We updated you in our October 2018 Newsletter Case update 1: TUPE – beware of automatic unfair dismissal that the EAT held that the dismissal of an employee immediately before a TUPE transfer was automatically unfair, even though the dismissal was due in part to the employee’s personal circumstances.
The Court of Appeal has confirmed the EAT’s decision.
Summary: Was the dismissal of an employee on the day of a TUPE transfer automatically unfair, despite being due in part to the employee’s personal circumstances?
Yes, held the Court of Appeal in Hare Wines Ltd v Kaur available here.
Background: The dismissal of an employee of the transferor or transferee is automatically unfair if the sole or principal reason for the dismissal is the transfer.
Whether a dismissal is by reason of the transfer is a question of fact for the Tribunal to decide in the light of all the circumstances. If the employer can show that the dismissal would have occurred wholly independently of the transfer, and is therefore unrelated to the transfer, the dismissal is not automatically unfair and fairness will be considered in accordance with normal principles.
Facts: The employee, Ms Kaur, was a cashier working for H&W Wholesale, the employer. Ms Kaur was dismissed the day that the stock and employees of the employer were transferred under TUPE 2006 to Hare Wines.
Ms Kaur brought a Tribunal claim for automatic unfair dismissal because the sole or principal reason for her dismissal was the transfer. Ms Kaur argued that she had not been allowed to transfer because of a strained working relationship with her colleague, Mr Chatha. On the day of the transfer, Ms Kaur had met with a director of H & W, Mr Windsor. Ms Kaur said that Mr Windsor had told her that she was going to be dismissed because Mr Chatha and Hare Wines Ltd did not want her.
Hare Wines Ltd said that at the meeting Ms Kaur had objected to the transfer because she did not want to transfer because of her working relationships with Mr Chatha and another male colleague. Hare Wines said that Ms Kaur’s employment had been ended because she had objected to the transfer.
The Tribunal held that Ms Kaur’s dismissal was automatically unfair because the reason for the dismissal was the transfer. It accepted that Ms Kaur had not objected to the transfer and would have transferred but for her dismissal. As such, it concluded Ms Kaur had been dismissed because Hare Wines had anticipated that there would be ongoing difficulties in the working relationship between her and Mr Chatha and did not wish her contract of employment to transfer.
Hare Wines appealed to the EAT. Hare Wines’ main argument was that the reason for the dismissal was entirely personal to Ms Kaur and did not relate to the transfer.
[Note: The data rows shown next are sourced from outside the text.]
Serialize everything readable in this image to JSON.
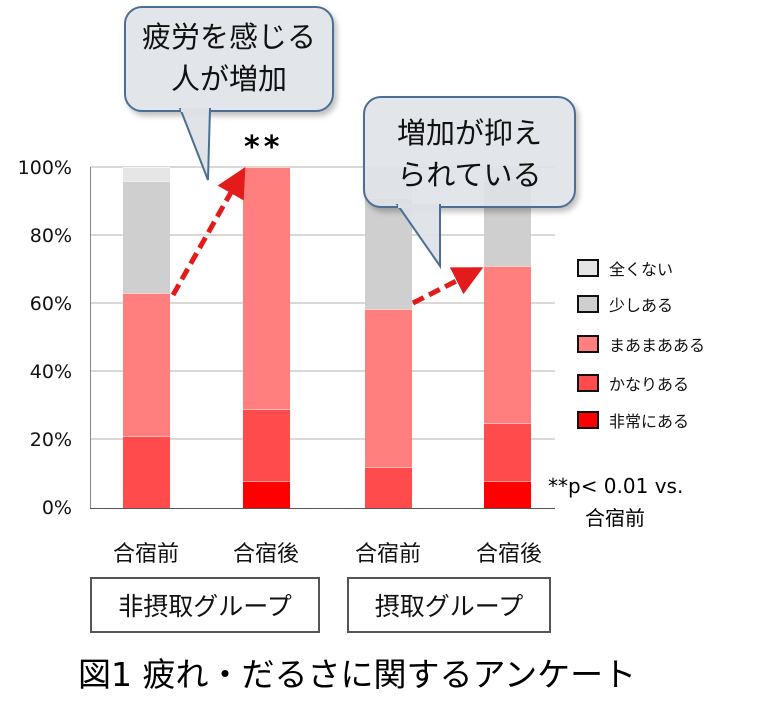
{
  "chart_data": {
    "type": "bar",
    "stacked": true,
    "title": "図1 疲れ・だるさに関するアンケート",
    "xlabel": "",
    "ylabel": "",
    "ylim": [
      0,
      100
    ],
    "yticks": [
      "0%",
      "20%",
      "40%",
      "60%",
      "80%",
      "100%"
    ],
    "grid": true,
    "legend_position": "right",
    "categories": [
      "合宿前",
      "合宿後",
      "合宿前",
      "合宿後"
    ],
    "groups": [
      {
        "label": "非摂取グループ",
        "categories": [
          "合宿前",
          "合宿後"
        ]
      },
      {
        "label": "摂取グループ",
        "categories": [
          "合宿前",
          "合宿後"
        ]
      }
    ],
    "series": [
      {
        "name": "非常にある",
        "color": "#ff0000",
        "values": [
          0,
          8,
          0,
          8
        ]
      },
      {
        "name": "かなりある",
        "color": "#ff4b4b",
        "values": [
          21,
          21,
          12,
          17
        ]
      },
      {
        "name": "まあまあある",
        "color": "#ff7f7f",
        "values": [
          42,
          71,
          46.5,
          46
        ]
      },
      {
        "name": "少しある",
        "color": "#cfcfcf",
        "values": [
          33,
          0,
          32.5,
          25
        ]
      },
      {
        "name": "全くない",
        "color": "#e6e6e6",
        "values": [
          4,
          0,
          9,
          4
        ]
      }
    ],
    "annotations": [
      {
        "text": "疲労を感じる人が増加",
        "type": "callout"
      },
      {
        "text": "増加が抑えられている",
        "type": "callout"
      },
      {
        "text": "**",
        "target": "非摂取グループ 合宿後"
      },
      {
        "text": "**p< 0.01 vs. 合宿前",
        "type": "footnote"
      }
    ]
  },
  "labels": {
    "yticks": [
      "100%",
      "80%",
      "60%",
      "40%",
      "20%",
      "0%"
    ],
    "x": [
      "合宿前",
      "合宿後",
      "合宿前",
      "合宿後"
    ],
    "group1": "非摂取グループ",
    "group2": "摂取グループ",
    "callout1_line1": "疲労を感じる",
    "callout1_line2": "人が増加",
    "callout2_line1": "増加が抑え",
    "callout2_line2": "られている",
    "sig_mark": "**",
    "footnote_line1": "**p< 0.01 vs.",
    "footnote_line2": "合宿前",
    "legend": [
      "全くない",
      "少しある",
      "まあまあある",
      "かなりある",
      "非常にある"
    ],
    "title": "図1 疲れ・だるさに関するアンケート"
  }
}
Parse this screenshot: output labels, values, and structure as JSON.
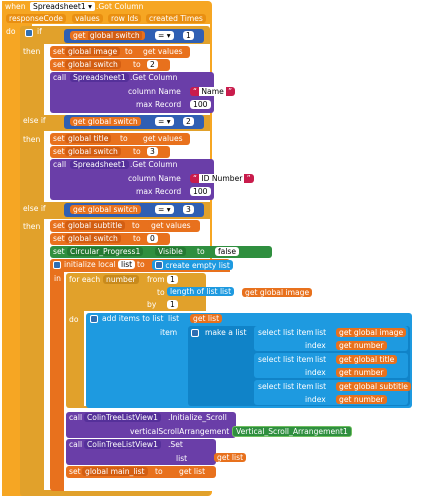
{
  "event": {
    "when": "when",
    "component": "Spreadsheet1",
    "event_name": ".Got Column",
    "params": [
      "responseCode",
      "values",
      "row Ids",
      "created Times"
    ],
    "do": "do"
  },
  "if_block": {
    "if": "if",
    "then": "then",
    "else_if": "else if",
    "get": "get",
    "var": "global switch",
    "op": "=",
    "values": [
      "1",
      "2",
      "3"
    ]
  },
  "branch1": {
    "set1_var": "global image",
    "set1_val": "values",
    "set2_var": "global switch",
    "set2_val": "2",
    "call": "call",
    "component": "Spreadsheet1",
    "method": ".Get Column",
    "arg1_label": "column Name",
    "arg1_val": "Name",
    "arg2_label": "max Record",
    "arg2_val": "100"
  },
  "branch2": {
    "set1_var": "global title",
    "set1_val": "values",
    "set2_var": "global switch",
    "set2_val": "3",
    "call": "call",
    "component": "Spreadsheet1",
    "method": ".Get Column",
    "arg1_label": "column Name",
    "arg1_val": "ID Number",
    "arg2_label": "max Record",
    "arg2_val": "100"
  },
  "branch3": {
    "set1_var": "global subtitle",
    "set1_val": "values",
    "set2_var": "global switch",
    "set2_val": "0",
    "set3_comp": "Circular_Progress1",
    "set3_prop": "Visible",
    "set3_val": "false",
    "init_local": "initialize local",
    "local_name": "list",
    "to": "to",
    "create_empty": "create empty list",
    "in": "in",
    "for_each": "for each",
    "loop_var": "number",
    "from": "from",
    "from_val": "1",
    "to_label": "to",
    "length_of": "length of list",
    "list_label": "list",
    "global_image": "global image",
    "by": "by",
    "by_val": "1",
    "add_items": "add items to list",
    "list_var": "list",
    "item": "item",
    "make_list": "make a list",
    "select_item": "select list item",
    "index": "index",
    "sel_lists": [
      "global image",
      "global title",
      "global subtitle"
    ],
    "sel_index": "number",
    "call2_comp": "ColinTreeListView1",
    "call2_method": ".Initialize_Scroll",
    "call2_arg": "verticalScrollArrangement",
    "call2_val": "Vertical_Scroll_Arrangement1",
    "call3_comp": "ColinTreeListView1",
    "call3_method": ".Set",
    "call3_arg": "list",
    "call3_val": "list",
    "set_last_var": "global main_list",
    "set_last_val": "list"
  },
  "words": {
    "set": "set",
    "get": "get",
    "to": "to",
    "call": "call"
  }
}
The EAT dismissed the appeal and Hare Wines appealed to the Court of Appeal.
Hare Wines argued that Ms Kaur’s dismissal was not automatically unfair: it said that the reasons given by the Tribunal for the dismissal were “purely personal reasons“ and not consequent on the TUPE transfer.
The Court of Appeal agreed with the EAT and dismissed the appeal. The Court of Appeal said that, once the Tribunal had found that Ms Kaur had not objected to the transfer, the central question was i) whether she had been dismissed because of her relationship with Mr Chatha, and the proximity of the transfer was coincidental or ii) whether she had been dismissed because Hare Wines did not want her, the reason being that she did not get on with Mr Chatha. It was for the Tribunal to determine which of those was the sole or principal reason for the dismissal. On the evidence, the Tribunal had been entitled to prefer the second of these reasons. The reason for the dismissal was the transfer.
Implications: Employers should act with caution if dismissing someone around the time of a TUPE transfer (unless there is a genuine economic, technical or organisational reason for the dismissal).
The fact that the dismissal is around the time of the transfer does not dictate that the principal reason for the dismissal is the transfer, but it is persuasive. I.e. if there is no other good explanation for the timing of the dismissal, it is likely that a Tribunal will conclude there is a link with the transfer. The closer the dismissal is to the transfer date, the greater the risk will be of an automatically unfair dismissal.
On a more positive note, an example of a dismissal which is not related to the transfer could be one at the end of a long prior disciplinary process, which just happened to expire a few days before the transfer.